Resolution 17 - Authority to purchase own shares
THAT the Company be and is hereby generally and unconditionally authorised to make market purchases (within the meaning of section 693(4) of the 2006 Act) of ordinary shares of 1 pence each of the Company on such terms and in such manner as the Directors may from time to time determine, provided that:
a) the maximum number of ordinary shares hereby authorised to be acquired is 66,047,637;
b) the minimum price which may be paid for any such share is 1 pence;
c) the maximum price which may be paid for any such share is the higher of: (i) an amount equal to 105% of the average of the middle market quotations for an ordinary share in the Company as derived from The London Stock Exchange Daily Official List for the five business days immediately preceding the day on which such share is contracted to be purchased; and (ii) the amount stipulated by Article 5(1) of the EU Buy-back and Stabilisation Regulation (being the higher of the price of the last independent trade and the highest current independent bid for an ordinary share in the Company on the trading venues where the market purchases by the Company pursuant to the authority conferred by this Resolution 17 will be carried out);
d) the authority hereby conferred shall expire at the conclusion of the Annual General Meeting of the Company in 2011 unless previously renewed, varied or revoked by the Company in general meeting; and
e) the Company may make a contract to purchase its ordinary shares under the authority hereby conferred prior to the expiry of such authority, which contract will or may be executed wholly or partly after the expiry of such authority, and may purchase its ordinary shares in pursuance of any such contract.

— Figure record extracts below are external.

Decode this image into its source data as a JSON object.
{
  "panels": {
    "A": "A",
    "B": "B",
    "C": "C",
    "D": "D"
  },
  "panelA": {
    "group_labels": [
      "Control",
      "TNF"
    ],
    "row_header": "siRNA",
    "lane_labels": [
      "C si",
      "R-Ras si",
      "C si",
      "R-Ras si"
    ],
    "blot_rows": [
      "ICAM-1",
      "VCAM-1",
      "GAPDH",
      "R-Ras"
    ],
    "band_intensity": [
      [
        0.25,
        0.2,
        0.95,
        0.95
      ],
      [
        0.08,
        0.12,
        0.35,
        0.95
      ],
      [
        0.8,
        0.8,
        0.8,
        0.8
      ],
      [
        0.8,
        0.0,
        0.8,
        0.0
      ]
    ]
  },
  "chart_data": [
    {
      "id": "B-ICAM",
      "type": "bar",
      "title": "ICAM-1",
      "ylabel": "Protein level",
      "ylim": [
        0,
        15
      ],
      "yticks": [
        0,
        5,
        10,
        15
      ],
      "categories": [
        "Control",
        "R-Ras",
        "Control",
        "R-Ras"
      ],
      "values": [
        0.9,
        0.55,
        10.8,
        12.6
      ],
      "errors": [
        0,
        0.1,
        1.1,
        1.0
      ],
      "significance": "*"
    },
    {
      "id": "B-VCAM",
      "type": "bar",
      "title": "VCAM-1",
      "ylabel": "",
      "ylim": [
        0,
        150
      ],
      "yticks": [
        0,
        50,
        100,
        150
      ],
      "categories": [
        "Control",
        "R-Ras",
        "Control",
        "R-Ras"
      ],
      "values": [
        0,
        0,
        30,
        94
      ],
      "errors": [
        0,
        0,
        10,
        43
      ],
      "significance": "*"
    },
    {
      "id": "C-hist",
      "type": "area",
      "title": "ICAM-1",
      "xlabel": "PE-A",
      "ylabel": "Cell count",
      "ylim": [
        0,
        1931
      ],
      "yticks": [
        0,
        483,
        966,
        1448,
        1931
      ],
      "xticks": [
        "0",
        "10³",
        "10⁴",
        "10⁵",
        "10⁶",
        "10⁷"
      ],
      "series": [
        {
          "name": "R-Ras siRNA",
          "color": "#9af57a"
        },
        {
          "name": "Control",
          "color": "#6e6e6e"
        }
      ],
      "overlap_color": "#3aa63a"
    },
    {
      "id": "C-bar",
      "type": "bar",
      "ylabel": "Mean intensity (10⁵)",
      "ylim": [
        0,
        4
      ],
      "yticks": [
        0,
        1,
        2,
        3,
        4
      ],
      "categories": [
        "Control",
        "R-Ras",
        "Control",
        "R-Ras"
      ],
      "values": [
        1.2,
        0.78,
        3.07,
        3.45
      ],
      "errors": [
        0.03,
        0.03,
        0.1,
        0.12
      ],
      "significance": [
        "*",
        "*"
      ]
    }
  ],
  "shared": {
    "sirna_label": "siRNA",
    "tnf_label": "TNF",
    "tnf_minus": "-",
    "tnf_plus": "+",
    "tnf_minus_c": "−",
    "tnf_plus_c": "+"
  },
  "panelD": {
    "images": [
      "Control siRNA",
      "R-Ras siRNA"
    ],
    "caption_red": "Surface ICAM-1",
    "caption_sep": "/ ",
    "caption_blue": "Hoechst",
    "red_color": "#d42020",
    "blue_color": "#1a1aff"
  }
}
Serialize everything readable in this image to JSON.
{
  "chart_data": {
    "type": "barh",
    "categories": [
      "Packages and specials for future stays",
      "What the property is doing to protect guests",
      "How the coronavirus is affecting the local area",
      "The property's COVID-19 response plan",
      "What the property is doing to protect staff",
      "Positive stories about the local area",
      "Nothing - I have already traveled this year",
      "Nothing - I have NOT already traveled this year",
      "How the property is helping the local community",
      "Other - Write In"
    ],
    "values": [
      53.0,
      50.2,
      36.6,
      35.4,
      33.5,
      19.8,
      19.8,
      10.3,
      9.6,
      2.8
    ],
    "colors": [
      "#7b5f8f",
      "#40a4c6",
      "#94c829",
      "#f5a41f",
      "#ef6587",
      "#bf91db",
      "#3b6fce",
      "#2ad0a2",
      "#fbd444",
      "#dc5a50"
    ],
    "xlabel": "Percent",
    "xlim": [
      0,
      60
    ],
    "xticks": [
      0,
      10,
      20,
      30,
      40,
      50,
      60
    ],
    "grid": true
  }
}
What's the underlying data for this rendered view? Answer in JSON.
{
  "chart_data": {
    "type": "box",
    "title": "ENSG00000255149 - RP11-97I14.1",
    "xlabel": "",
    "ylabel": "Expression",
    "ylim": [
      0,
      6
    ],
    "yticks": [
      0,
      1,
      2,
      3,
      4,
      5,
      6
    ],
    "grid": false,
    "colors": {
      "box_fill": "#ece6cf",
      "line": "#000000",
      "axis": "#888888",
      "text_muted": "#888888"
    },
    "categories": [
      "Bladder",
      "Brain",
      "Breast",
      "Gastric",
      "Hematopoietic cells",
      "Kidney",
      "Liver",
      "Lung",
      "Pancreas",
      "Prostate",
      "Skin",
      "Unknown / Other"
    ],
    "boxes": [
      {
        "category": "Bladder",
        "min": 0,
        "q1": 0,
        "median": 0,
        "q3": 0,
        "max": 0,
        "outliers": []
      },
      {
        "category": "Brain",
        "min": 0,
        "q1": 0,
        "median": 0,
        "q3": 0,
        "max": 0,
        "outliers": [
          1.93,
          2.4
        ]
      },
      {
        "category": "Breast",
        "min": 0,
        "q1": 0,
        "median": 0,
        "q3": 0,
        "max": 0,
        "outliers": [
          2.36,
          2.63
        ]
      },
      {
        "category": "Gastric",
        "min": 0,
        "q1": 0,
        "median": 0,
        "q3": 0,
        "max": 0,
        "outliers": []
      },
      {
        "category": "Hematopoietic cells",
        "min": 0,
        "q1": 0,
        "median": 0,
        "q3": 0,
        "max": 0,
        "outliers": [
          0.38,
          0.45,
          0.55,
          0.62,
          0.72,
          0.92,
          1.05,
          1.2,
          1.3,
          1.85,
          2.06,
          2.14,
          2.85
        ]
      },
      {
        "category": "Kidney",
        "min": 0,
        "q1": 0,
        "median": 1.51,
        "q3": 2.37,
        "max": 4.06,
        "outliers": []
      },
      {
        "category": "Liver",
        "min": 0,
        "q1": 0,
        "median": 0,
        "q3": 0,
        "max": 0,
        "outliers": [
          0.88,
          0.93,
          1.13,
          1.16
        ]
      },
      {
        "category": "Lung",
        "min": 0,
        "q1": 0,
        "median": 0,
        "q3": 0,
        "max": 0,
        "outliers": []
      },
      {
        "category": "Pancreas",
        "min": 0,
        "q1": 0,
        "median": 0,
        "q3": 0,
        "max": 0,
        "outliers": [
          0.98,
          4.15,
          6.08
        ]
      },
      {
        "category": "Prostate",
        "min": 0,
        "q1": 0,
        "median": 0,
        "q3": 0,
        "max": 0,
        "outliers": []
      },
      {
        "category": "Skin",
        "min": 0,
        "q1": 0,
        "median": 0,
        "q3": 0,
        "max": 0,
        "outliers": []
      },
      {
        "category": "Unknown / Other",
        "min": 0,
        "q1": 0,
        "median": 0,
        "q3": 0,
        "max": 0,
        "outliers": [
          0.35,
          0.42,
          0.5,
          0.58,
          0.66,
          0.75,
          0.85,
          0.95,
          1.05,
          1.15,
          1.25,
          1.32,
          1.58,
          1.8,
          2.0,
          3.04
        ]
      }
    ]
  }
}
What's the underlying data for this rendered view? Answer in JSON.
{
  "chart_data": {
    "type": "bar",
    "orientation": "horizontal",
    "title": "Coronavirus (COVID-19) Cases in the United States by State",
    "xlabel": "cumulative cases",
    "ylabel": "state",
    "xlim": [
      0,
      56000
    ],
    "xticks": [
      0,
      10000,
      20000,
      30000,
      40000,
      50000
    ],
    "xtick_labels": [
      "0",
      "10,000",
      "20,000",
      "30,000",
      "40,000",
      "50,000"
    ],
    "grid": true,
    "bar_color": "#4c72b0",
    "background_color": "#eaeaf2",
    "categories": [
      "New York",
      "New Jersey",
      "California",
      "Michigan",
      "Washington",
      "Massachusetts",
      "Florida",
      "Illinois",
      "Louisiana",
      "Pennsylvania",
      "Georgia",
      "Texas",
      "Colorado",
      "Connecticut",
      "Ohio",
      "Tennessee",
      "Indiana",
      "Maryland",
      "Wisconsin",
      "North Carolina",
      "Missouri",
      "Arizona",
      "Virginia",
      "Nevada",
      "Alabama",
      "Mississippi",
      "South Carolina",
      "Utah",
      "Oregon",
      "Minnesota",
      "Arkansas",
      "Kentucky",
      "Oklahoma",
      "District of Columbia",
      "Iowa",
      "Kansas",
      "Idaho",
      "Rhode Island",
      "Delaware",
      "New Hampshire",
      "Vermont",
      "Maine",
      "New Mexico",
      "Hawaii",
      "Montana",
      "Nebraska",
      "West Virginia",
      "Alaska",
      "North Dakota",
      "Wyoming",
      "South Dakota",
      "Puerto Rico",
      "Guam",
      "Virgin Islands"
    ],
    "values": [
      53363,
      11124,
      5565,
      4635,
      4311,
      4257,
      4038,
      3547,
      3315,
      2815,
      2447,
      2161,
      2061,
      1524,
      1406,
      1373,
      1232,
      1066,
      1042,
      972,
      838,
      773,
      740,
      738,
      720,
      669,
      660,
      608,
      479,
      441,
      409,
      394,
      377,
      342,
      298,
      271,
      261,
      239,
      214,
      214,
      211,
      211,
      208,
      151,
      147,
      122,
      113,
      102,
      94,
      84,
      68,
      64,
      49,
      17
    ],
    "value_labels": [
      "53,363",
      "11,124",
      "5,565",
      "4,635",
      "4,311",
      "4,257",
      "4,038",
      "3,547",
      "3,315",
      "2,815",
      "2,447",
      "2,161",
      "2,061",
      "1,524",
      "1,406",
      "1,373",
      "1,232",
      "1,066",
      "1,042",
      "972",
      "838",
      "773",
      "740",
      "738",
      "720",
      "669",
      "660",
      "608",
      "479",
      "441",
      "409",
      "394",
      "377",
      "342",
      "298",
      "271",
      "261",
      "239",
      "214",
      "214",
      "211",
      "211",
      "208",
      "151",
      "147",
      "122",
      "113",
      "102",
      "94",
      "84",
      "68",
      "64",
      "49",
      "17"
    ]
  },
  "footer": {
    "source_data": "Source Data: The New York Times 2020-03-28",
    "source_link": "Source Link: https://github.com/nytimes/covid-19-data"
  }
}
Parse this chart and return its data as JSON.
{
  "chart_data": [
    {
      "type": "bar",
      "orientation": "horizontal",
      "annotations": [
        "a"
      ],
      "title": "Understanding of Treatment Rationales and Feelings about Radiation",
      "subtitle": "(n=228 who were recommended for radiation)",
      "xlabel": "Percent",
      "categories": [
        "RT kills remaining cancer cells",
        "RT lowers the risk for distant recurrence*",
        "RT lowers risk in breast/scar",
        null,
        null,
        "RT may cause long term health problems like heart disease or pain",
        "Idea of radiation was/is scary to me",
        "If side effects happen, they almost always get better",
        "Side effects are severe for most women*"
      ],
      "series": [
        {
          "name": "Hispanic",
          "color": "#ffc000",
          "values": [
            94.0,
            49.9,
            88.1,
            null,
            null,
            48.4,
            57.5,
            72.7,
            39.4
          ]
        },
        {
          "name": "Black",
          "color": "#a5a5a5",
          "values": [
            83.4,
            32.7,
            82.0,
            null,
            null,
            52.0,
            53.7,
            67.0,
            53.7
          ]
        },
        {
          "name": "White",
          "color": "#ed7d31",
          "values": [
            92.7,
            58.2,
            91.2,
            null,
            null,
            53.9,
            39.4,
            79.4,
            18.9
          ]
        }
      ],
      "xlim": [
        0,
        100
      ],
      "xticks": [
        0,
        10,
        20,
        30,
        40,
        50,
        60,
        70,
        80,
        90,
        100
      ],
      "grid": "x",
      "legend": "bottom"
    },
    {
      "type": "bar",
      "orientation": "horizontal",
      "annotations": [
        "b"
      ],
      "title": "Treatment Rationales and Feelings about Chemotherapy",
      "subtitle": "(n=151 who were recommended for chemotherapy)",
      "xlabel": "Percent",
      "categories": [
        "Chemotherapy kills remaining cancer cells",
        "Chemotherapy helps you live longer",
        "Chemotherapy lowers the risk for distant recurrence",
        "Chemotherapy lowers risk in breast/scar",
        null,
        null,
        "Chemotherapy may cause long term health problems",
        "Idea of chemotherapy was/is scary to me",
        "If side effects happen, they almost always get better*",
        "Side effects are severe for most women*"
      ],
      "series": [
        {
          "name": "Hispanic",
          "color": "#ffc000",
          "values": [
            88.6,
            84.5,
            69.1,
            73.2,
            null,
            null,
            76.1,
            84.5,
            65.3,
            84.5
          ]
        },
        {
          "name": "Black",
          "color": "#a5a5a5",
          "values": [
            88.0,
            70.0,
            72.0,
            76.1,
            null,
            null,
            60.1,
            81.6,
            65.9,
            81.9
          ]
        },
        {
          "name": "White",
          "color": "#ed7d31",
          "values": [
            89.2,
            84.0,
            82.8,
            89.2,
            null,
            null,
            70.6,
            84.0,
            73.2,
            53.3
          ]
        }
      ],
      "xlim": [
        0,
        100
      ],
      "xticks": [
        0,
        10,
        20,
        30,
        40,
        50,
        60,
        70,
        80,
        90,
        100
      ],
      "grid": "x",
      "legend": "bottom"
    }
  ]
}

Resolution 18 - Notice Period for Extraordinary General Meetings
THAT a general meeting, other than an annual general meeting, may be called on not less than 14 clear days' notice.
Resolution 19 - Adoption of new Articles of Association
THAT:
a) the Articles of Association of the Company be amended by deleting all the provisions formerly in the Company's Memorandum of Association which, by virtue of section 28 of the 2006 Act, are treated as provisions of the Company's Articles of Association; and
b) the Articles of Association produced to the meeting and initialled by the Chairman of the meeting for the purposes of identification be adopted as the new Articles of Association of the Company in substitution for, and to the exclusion of, the existing Articles of Association.